Düsseldorf. On view at the Museum Kunstpalast through August 16: Wenders. Landscapes. Photographs.

IN THE WORKS

Xavier Dolan is setting aside his first English-language feature, The Death and Life of John F. Donovan with Jessica Chastain, to direct Marion Cotillard, Léa Seydoux, Vincent Cassel, Nathalie Baye and Gaspard Ulliel in It’s Only the End of the World. In the Hollywood Reporter, Etan Vlessing notes that this one’s “based on a stage play of the same name by Jean-Luc Lagarce and portrays a writer returning to his hometown after a long absence to announce his upcoming death to his family.”

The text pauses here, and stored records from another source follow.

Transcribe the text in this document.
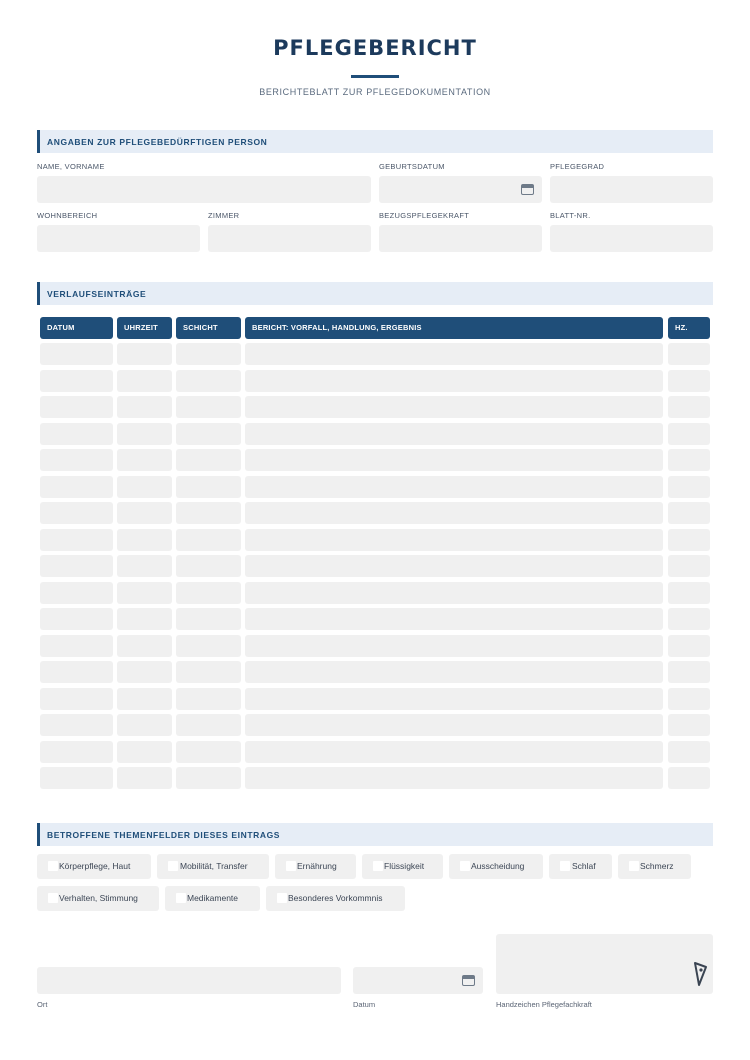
PFLEGEBERICHT
BERICHTEBLATT ZUR PFLEGEDOKUMENTATION
ANGABEN ZUR PFLEGEBEDÜRFTIGEN PERSON
NAME, VORNAME	GEBURTSDATUM	PFLEGEGRAD
WOHNBEREICH	ZIMMER	BEZUGSPFLEGEKRAFT	BLATT-NR.
VERLAUFSEINTRÄGE
DATUM	UHRZEIT	SCHICHT	BERICHT: VORFALL, HANDLUNG, ERGEBNIS	HZ.
BETROFFENE THEMENFELDER DIESES EINTRAGS
Körperpflege, Haut	Mobilität, Transfer	Ernährung	Flüssigkeit	Ausscheidung	Schlaf	Schmerz
Verhalten, Stimmung	Medikamente	Besonderes Vorkommnis
Ort	Datum	Handzeichen Pflegefachkraft
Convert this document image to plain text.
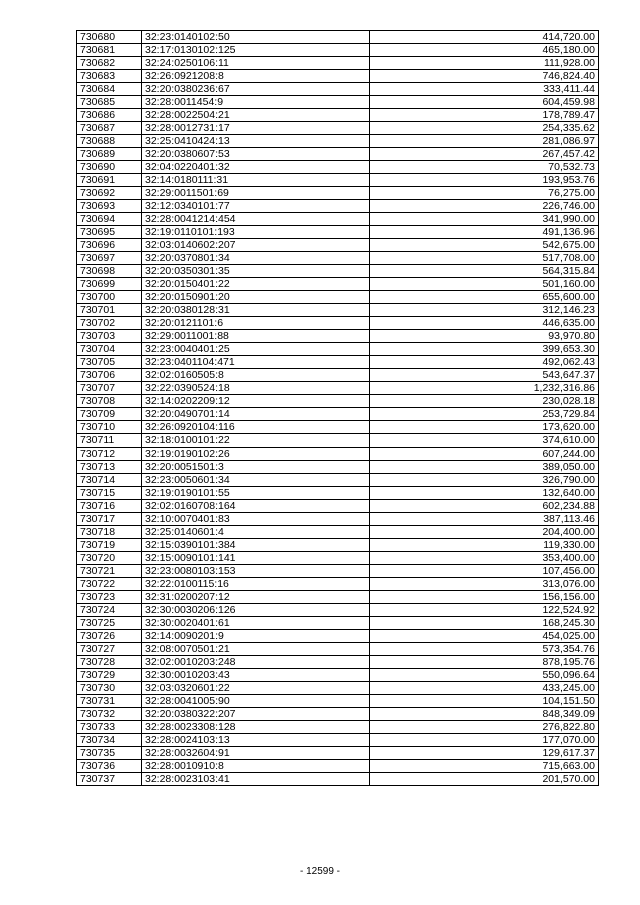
730680	32:23:0140102:50	414,720.00
730681	32:17:0130102:125	465,180.00
730682	32:24:0250106:11	111,928.00
730683	32:26:0921208:8	746,824.40
730684	32:20:0380236:67	333,411.44
730685	32:28:0011454:9	604,459.98
730686	32:28:0022504:21	178,789.47
730687	32:28:0012731:17	254,335.62
730688	32:25:0410424:13	281,086.97
730689	32:20:0380607:53	267,457.42
730690	32:04:0220401:32	70,532.73
730691	32:14:0180111:31	193,953.76
730692	32:29:0011501:69	76,275.00
730693	32:12:0340101:77	226,746.00
730694	32:28:0041214:454	341,990.00
730695	32:19:0110101:193	491,136.96
730696	32:03:0140602:207	542,675.00
730697	32:20:0370801:34	517,708.00
730698	32:20:0350301:35	564,315.84
730699	32:20:0150401:22	501,160.00
730700	32:20:0150901:20	655,600.00
730701	32:20:0380128:31	312,146.23
730702	32:20:0121101:6	446,635.00
730703	32:29:0011001:88	93,970.80
730704	32:23:0040401:25	399,653.30
730705	32:23:0401104:471	492,062.43
730706	32:02:0160505:8	543,647.37
730707	32:22:0390524:18	1,232,316.86
730708	32:14:0202209:12	230,028.18
730709	32:20:0490701:14	253,729.84
730710	32:26:0920104:116	173,620.00
730711	32:18:0100101:22	374,610.00
730712	32:19:0190102:26	607,244.00
730713	32:20:0051501:3	389,050.00
730714	32:23:0050601:34	326,790.00
730715	32:19:0190101:55	132,640.00
730716	32:02:0160708:164	602,234.88
730717	32:10:0070401:83	387,113.46
730718	32:25:0140601:4	204,400.00
730719	32:15:0390101:384	119,330.00
730720	32:15:0090101:141	353,400.00
730721	32:23:0080103:153	107,456.00
730722	32:22:0100115:16	313,076.00
730723	32:31:0200207:12	156,156.00
730724	32:30:0030206:126	122,524.92
730725	32:30:0020401:61	168,245.30
730726	32:14:0090201:9	454,025.00
730727	32:08:0070501:21	573,354.76
730728	32:02:0010203:248	878,195.76
730729	32:30:0010203:43	550,096.64
730730	32:03:0320601:22	433,245.00
730731	32:28:0041005:90	104,151.50
730732	32:20:0380322:207	848,349.09
730733	32:28:0023308:128	276,822.80
730734	32:28:0024103:13	177,070.00
730735	32:28:0032604:91	129,617.37
730736	32:28:0010910:8	715,663.00
730737	32:28:0023103:41	201,570.00
- 12599 -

A compilation of scenes, some of them unused alternates, from Paul Thomas Anderson’s Inherent Vice; via the Film Stage

Aubrey Plaza and Anna Kendrick will likely join Zac Efron and Adam Devine in Mike and Dave Need Wedding Dates, reports Variety‘s Justin Kroll. As you might suspect, this is indeed “the story of two hard-partying and immature brothers who place an ad online to find dates for a wedding and find a pair of women who can out-party them.” Jake Szymanski will direct.

OBITS

Via Movie City News, word comes from uniFrance that René Féret passed away late last month at the age of 65. “A discreet and autonomous filmmaker (he produced all his films), for a long time René Féret developed his filmography around the Gravet clan, an imaginary family from northern France, inspired by his own family history, whose adventures and stories would evolve from film to film, set against the backdrop of French history: La Communion solennelle (the film which brought him to the public’s attention in 1977), Baptism (1988), and Les Frères Gravet (1995). He regularly cast members of his own family, as though wishing to extend the exploration of the subject.”

“Suzanne Crough Condray, who played the youngest daughter on 1970s series The Partridge Family, has died,” reports Seth Kelly for Variety. “She was 52.”

ENDNOTE

Listening (123’02”). Bob Balaban, Charles Haid and guest co-host Scott Clickers are in the Projection Booth, discussing Ken Russell’s Altered States (1980).